Putting the age of bailouts behind it, Russia’s banking sector is showing steady – if not stellar – growth, according to The Banker’s Top 50 ranking. James King reports.

Russia’s economy has remained resilient in recent years, despite contending with a range of external pressures including oil price volatility, Western sanctions and trade tensions. Though the country’s economic potential has lessened as a consequence, gross domestic product has ticked along, in relative terms, reasonably well.

In 2016 it hit 1.6%, before climbing to 2.3% over the 2018 review period for The Banker’s Top 50 Russian banks ranking. This performance is in part thanks to the work of the Russian authorities, who have implemented a set of macroeconomic policies that has generated praise from the International Monetary Fund.
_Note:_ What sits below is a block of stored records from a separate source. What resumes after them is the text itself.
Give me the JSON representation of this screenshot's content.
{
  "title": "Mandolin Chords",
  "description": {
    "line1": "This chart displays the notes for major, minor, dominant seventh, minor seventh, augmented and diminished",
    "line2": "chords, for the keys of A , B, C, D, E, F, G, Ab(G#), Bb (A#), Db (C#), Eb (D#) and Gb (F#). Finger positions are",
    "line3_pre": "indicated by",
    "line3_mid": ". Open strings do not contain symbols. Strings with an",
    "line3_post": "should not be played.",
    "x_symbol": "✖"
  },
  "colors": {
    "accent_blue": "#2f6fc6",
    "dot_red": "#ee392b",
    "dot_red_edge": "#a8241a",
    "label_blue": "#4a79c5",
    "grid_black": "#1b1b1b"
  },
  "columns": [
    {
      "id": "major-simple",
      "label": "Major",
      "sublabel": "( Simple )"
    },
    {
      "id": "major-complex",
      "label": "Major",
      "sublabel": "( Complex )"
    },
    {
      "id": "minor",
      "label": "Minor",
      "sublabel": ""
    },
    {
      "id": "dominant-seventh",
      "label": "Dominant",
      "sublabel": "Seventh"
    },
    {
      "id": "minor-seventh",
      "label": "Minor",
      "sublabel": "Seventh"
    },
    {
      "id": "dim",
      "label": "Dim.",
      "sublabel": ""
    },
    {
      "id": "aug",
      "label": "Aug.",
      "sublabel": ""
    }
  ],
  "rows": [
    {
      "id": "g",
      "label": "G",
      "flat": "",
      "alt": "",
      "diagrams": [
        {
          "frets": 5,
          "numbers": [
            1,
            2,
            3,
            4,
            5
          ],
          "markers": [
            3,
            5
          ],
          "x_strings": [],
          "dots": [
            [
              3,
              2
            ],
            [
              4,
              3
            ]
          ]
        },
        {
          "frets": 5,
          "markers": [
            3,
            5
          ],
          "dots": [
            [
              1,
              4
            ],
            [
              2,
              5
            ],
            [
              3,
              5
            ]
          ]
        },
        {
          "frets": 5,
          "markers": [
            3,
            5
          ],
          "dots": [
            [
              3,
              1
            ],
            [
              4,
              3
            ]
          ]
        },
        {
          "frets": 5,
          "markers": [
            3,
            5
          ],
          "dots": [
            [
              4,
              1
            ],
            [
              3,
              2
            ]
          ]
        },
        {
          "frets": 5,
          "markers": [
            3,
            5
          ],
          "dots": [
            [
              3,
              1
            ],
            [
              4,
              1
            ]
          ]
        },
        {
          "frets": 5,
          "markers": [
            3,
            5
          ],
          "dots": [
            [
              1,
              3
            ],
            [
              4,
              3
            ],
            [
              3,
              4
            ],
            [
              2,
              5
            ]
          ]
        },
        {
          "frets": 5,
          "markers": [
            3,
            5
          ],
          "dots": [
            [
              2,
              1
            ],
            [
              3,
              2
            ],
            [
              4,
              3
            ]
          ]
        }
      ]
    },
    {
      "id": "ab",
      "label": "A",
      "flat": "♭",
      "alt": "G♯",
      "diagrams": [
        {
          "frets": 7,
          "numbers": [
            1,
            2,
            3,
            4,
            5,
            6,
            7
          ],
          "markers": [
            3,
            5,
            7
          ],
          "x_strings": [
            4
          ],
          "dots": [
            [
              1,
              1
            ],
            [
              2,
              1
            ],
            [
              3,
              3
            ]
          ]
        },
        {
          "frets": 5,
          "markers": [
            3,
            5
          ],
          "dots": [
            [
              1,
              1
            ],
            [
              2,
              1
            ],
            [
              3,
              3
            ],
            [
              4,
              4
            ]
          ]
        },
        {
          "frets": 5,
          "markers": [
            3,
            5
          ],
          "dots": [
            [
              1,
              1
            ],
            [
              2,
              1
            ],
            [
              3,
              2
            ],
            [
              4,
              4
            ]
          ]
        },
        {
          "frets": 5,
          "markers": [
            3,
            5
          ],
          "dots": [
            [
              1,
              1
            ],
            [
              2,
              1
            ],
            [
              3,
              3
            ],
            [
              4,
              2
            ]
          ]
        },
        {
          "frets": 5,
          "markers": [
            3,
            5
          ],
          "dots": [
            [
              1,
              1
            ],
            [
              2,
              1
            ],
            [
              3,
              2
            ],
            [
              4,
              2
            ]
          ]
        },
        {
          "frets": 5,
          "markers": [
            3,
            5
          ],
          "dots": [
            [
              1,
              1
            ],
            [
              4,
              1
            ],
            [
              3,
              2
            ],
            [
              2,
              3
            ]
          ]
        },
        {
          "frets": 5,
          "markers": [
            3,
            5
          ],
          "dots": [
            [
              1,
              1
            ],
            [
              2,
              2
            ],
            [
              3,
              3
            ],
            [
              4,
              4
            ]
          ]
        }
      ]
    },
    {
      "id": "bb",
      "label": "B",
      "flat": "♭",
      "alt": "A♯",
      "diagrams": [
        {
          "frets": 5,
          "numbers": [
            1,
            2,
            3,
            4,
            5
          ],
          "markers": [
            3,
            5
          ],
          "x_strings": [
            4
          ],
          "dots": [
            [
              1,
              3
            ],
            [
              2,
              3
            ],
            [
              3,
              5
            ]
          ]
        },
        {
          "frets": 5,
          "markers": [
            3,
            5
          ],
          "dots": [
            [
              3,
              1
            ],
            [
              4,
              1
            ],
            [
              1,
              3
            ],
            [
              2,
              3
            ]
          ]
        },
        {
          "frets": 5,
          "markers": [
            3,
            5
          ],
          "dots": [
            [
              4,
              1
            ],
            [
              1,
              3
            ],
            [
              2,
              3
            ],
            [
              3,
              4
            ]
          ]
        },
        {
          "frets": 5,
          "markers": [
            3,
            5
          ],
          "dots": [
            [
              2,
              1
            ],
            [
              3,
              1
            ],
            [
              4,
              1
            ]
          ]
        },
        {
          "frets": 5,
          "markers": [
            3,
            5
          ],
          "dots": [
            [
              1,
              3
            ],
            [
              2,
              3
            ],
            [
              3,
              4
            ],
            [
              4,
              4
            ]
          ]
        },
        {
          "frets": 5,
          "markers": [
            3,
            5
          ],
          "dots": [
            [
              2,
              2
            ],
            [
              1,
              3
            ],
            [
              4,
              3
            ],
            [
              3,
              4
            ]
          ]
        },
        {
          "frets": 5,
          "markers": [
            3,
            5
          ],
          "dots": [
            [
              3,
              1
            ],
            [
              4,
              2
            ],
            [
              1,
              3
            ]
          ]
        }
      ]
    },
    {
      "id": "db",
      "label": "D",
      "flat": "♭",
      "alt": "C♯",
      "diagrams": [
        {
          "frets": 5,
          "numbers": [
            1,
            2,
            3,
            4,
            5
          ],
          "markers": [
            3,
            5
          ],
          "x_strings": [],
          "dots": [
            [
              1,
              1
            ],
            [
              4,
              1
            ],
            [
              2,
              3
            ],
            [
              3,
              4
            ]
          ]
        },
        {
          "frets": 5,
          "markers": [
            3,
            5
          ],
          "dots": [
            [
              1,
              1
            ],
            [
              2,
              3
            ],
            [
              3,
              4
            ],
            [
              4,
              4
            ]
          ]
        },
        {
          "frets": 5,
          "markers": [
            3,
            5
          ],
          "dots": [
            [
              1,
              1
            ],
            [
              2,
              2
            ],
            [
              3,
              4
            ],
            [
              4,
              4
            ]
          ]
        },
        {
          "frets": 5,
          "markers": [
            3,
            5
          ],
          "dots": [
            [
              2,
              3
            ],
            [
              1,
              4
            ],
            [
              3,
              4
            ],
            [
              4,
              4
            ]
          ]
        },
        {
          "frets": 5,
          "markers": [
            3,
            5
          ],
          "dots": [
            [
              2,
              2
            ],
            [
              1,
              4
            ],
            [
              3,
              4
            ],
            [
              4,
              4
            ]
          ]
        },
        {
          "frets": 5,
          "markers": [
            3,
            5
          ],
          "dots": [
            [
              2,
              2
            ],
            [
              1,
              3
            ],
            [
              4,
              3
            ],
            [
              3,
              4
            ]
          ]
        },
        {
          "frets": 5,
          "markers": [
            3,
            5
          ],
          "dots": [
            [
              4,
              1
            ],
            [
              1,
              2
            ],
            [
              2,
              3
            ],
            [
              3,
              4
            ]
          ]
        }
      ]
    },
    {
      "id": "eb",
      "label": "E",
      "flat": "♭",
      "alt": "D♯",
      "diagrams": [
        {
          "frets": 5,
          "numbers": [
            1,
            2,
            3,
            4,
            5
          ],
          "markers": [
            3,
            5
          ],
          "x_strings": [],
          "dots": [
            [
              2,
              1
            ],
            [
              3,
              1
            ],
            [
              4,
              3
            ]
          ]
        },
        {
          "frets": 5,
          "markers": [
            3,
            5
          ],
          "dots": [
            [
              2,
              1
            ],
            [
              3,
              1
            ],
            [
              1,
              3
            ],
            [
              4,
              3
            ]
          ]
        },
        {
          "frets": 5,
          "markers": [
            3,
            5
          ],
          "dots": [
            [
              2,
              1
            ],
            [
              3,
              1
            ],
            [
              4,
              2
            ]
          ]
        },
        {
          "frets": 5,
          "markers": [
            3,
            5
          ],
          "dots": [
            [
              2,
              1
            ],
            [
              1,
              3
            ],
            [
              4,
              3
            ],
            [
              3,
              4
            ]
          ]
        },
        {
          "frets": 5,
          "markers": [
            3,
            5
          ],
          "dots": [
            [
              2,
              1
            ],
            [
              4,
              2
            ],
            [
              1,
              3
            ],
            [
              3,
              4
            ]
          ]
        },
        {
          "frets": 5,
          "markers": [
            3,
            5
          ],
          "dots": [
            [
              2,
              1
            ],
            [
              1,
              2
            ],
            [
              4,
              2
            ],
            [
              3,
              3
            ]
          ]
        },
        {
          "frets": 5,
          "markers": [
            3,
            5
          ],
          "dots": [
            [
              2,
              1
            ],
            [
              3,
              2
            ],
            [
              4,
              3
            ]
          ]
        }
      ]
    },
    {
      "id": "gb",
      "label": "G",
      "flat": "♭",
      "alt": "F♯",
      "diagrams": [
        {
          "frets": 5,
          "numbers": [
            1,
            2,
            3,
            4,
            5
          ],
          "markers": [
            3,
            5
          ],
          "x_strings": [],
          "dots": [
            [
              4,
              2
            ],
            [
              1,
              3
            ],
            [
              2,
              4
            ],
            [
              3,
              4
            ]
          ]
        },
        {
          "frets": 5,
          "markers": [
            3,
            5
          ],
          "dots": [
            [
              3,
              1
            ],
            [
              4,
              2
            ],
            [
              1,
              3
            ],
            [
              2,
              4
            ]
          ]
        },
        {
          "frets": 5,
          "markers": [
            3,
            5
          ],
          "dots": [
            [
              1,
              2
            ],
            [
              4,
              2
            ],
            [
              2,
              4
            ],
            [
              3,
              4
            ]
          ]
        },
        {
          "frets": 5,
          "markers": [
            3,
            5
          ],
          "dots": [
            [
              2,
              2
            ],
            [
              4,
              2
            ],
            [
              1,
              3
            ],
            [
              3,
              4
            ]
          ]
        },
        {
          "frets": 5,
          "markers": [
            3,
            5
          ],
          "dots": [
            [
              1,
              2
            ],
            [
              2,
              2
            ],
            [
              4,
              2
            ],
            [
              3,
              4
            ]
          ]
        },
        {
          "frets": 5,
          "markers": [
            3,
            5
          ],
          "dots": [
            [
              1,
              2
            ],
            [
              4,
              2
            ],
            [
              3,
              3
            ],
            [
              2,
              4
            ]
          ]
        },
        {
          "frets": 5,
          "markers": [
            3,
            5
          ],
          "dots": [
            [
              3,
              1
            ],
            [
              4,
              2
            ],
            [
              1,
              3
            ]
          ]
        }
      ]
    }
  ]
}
This stable, if unspectacular, economic backdrop has also assisted the country’s banks, after a period in which a number of Russian lenders required bailouts. The wider banking system’s aggregate return on assets (ROA) and return on equity both expanded in 2018. Though these positive numbers were largely driven by the performance of Russia’s biggest lenders, it nevertheless points to a more positive direction of travel for the sector. 

Indeed, some standout growth stories have emerged from among the upper tier of the country’s banking institutions. Tinkoff Bank, for example, which comes in at 16th place in the main ranking, also tops the ROA table with 7.22%. This performance came despite total assets growth of 15.8% over the review period. 

Foreign banks thrive

Meanwhile, Novikombank, in 23rd place in the main ranking, also enjoyed a stellar period of profitability in the review period. The lender’s ROA reached 4.5%, placing it in second position based on this metric, while its return on capital (ROC) was 66.9%, the highest in The Banker’s ranking. The lender also boasted the lowest cost-to-income ratio among all Russian banks with a figure of 26.5%. 

Foreign banks in Russia have continued to perform well. Despite in some cases registering a marginal decline in Tier 1 capital, they once again feature prominently among the best-performing institutions in the country. The largest foreign-owned subsidiary in Russia based on Tier 1 capital, UniCredit, features in fourth place by cost-to-income ratio (33.1%) and ninth in the loan-to-deposit ranking (101.8%). 

Meanwhile, Raiffeisen Bank Russia, the third largest foreign-owned subsidiary in the country, features among the top 10 banks by ROA, ROC and cost-to-income ratio. The only other lender to achieve the same feat is Russia’s Renaissance Credit, which also makes it into the top 10 banks by loan-to-deposit ratio. Elsewhere, Dutch-owned Home Credit and Finance Bank also features in the top 10 tables for ROA and ROC. 

Operational change

Demonstrating the improving operational efficiency of Russia’s largest banks, six of the country’s 10 largest institutions are among the leading lenders by cost-to-income ratio. Sberbank, Russia’s largest bank, secures third place in the cost-to-income table with 31.3%. VTB Bank, the second biggest bank by Tier 1 capital, rounds out the top 10 with a cost-to-income ratio of 37.6%. Cumulatively, these cost-to-income ratio metrics point to the ability of Russia’s lenders to adapt to the more complex operating environment in which they have found themselves over the past decade. 

In the overall Top 50 banks ranking, very little change is registered among the 10 largest lenders by Tier 1 capital. The notable exception is the jump made by Okritie Financial Corporation Bank, which rises to sixth place from 11th in the previous ranking. This follows an extensive clean-up operation of the bank’s balance sheet, following its bailout by the central bank in 2017. The lender successfully completed a merger with B&N Bank in January 2019, another institution that was rescued by the central bank. 

In terms of Tier 1 capital growth among the 10 largest banks, there were mixed results. Alfa Bank, Russian Agricultural Bank, Raiffeisen Bank Russia and Okritie Financial Corporation Bank all posted gains to Tier 1 capital, while the remaining six institutions registered declines. Similarly, in terms of asset growth, only Alfa Bank and Raiffeisen Bank recorded increases to their positions.